No word yet on location for shelter
By Andrew Bell
Published in News on September 26, 2006 1:55 PM
Wayne County officials have money budgeted for the construction of a new animal shelter.
They almost have a design ready for the building.
And now the county has a pledge of an additional $200,000 in private donations for the project.
That is, if they can come up with a location.
Although a design should be completed within the next two weeks, the location of a new shelter is still up in the air, Wayne County Manager Lee Smith said.
Wayne County officials had requested Goldsboro City Council rezone some of the county's land on the north side of Eighth Street between Humphrey Street and Wayne Memorial Drive.
During a public hearing on the issue last Monday, many business owners near the proposed shelter location opposed the rezoning request because they believed an animal shelter would decrease the value of their land and customers would be steered away by the smells and sounds of an animal shelter.
Although the City Council hasn't voted on the issue, Smith said he has already started looking at five other sites.
On Tuesday, lawyer Tommy Jarrett told county commissioners that he represents two anonymous clients willing give the county $200,000 for a new animal shelter, if certain criteria are met. Some of the stipulations include how animals will be euthanized, where the animals will be housed and that the shelter's policies help improve the county's animal adoption rate.
The Eighth Street site is a central and easily accessible location, which also is a stipulation for receiving the donation, Smith said. The site was already prepared for construction, which is an advantage over other county-owned land in and around Goldsboro, he added.
But Smith said he has discussed the issue with the county's planning and building and grounds departments, and the groups are considering locations owned by the county, the city of Goldsboro or other land that is jointly owned within three miles of Goldsboro.
Smith said he hopes a location will be available once the shelter's design plans are completed by architect Walter Vick in early October. Then, the county can receive bids to get a final price on the structure.
The $200,000 donation would greatly help the fundraising efforts for a new shelter, commissioners said Tuesday. When the commissioners approved $750,000 for a new shelter, it was on the condition that residents raise the rest of the construction costs, which could be an additional $250,000. As of late July, residents had only raised a little more than $16,500.
Many members of Concerned Citizens of Wayne County, an animal advocacy group, and the local chapter of the Humane Society said they would conduct a large fundraising effort if they received written assurances from the commissioners that policy changes would occur at a new facility. Many of the groups' requests were similar to the anonymous donors' stipulations.
Smith said assurances will come when residents see the procedures that will go into a new animal shelter at about the time construction begins in January. Until then, he said he doesn't want people to have any misconceptions about what the new animal shelter will be.
"It will be a nice facility. Everything that will be in place is going to reduce the noise. All of the cages will be stainless steel. You have to use products that can be sanitized. When you sanitize, you can reduce the smell," Smith said.

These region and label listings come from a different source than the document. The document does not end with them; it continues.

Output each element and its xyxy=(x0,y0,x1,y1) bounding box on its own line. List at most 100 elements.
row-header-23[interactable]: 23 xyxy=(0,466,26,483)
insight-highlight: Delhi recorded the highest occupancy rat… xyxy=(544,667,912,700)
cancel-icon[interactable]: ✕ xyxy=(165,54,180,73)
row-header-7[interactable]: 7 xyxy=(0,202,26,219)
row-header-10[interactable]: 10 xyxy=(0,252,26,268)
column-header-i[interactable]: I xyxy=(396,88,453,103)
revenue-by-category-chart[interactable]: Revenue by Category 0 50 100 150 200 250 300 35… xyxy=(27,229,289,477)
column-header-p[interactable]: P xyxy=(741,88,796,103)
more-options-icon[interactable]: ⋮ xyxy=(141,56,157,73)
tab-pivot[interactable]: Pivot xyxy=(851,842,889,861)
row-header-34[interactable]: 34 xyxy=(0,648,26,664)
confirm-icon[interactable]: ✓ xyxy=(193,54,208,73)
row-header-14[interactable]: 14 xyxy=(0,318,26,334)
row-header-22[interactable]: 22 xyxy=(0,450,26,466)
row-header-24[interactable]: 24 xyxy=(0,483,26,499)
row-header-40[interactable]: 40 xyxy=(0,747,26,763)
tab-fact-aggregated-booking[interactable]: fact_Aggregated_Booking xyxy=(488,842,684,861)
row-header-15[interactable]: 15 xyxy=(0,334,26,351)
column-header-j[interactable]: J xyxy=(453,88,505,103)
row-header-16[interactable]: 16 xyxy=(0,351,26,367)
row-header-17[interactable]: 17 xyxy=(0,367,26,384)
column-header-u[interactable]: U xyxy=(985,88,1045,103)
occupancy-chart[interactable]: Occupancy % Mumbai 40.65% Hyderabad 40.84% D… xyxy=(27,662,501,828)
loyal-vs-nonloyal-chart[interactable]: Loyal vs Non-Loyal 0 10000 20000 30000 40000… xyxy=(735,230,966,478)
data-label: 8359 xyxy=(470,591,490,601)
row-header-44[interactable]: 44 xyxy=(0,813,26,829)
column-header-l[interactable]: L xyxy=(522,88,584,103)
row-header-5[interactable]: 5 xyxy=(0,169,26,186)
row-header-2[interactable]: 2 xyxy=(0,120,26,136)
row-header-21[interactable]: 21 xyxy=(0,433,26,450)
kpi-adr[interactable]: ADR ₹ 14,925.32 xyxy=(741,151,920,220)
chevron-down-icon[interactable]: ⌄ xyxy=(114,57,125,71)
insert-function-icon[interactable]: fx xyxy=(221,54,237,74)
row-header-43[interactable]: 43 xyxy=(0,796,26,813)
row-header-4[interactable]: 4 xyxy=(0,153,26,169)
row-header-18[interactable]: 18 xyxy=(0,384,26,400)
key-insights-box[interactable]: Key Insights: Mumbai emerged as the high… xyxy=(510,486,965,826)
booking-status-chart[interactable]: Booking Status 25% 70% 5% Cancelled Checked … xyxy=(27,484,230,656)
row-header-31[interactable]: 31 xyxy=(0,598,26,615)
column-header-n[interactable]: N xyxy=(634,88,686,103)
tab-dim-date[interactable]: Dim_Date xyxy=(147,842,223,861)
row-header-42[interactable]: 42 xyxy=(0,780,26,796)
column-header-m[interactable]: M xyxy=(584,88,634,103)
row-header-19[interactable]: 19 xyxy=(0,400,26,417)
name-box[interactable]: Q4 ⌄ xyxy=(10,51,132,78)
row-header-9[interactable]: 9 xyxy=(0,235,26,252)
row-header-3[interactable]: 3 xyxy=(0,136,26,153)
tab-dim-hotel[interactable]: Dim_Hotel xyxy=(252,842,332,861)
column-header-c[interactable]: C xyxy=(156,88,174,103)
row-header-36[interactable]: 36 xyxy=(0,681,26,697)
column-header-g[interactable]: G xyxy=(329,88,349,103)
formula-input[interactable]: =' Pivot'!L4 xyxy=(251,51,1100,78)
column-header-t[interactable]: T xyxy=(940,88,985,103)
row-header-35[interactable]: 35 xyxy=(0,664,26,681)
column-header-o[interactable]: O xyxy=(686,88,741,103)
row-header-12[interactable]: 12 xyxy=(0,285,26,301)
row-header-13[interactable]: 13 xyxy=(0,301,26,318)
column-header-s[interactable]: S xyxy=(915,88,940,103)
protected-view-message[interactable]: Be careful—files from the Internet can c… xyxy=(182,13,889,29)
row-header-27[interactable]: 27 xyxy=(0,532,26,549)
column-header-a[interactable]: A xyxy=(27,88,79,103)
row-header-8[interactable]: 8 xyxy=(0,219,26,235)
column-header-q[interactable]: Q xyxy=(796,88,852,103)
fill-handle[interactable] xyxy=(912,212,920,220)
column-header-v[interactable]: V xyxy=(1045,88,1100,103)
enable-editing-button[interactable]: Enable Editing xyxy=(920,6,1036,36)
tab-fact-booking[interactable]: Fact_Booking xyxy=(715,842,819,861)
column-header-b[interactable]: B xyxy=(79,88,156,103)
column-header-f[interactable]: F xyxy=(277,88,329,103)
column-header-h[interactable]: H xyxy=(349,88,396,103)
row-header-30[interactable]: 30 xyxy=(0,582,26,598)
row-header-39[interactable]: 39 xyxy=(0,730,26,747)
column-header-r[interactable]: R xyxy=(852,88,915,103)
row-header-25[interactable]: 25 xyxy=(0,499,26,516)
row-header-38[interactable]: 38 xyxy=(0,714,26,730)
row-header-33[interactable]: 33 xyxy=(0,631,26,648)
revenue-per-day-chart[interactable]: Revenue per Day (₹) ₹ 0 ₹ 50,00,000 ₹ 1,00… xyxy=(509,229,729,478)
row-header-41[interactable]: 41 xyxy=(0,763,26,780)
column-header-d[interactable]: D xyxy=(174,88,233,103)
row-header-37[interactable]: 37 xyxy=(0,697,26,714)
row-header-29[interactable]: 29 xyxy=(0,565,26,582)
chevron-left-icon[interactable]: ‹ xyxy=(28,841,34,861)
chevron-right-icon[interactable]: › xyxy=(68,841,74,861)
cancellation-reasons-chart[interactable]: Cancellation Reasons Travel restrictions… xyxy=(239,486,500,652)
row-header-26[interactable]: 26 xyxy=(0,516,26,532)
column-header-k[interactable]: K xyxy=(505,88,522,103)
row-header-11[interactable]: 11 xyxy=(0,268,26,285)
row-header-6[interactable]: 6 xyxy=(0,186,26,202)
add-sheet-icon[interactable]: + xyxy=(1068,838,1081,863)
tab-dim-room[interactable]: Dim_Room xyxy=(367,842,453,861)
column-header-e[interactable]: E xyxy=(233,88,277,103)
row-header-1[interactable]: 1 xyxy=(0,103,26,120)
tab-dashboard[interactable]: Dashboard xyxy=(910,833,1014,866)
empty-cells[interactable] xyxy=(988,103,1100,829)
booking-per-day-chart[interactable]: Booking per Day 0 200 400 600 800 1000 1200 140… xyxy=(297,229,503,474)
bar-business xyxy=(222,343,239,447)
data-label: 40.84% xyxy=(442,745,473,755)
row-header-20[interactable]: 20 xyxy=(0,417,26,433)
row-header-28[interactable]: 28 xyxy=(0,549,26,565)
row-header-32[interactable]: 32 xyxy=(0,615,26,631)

The shelter will also use a heating and air conditioning system that controls airborne contaminants and officials hope to include many other standards at the new shelter suggested by experts at North Carolina State University, Smith said.
As the shelter is being constructed, Smith said the county will hire an animal shelter manager who will handle the policies at the facility, including training shelter employees on providing sodium pentobarbital injections to animals, animal cruelty investigation and other shelter issues.
People who are interested in contributing to the project can send a check to Wayne County at P.O. Box 227, Goldsboro, N.C., 27533. On the subject line, specify that the donation, which is tax-deductible, is for the shelter fund.
Checks can also be sent to the local Humane Society chapter at P.O. Box 821, Goldsboro, N.C., 27533.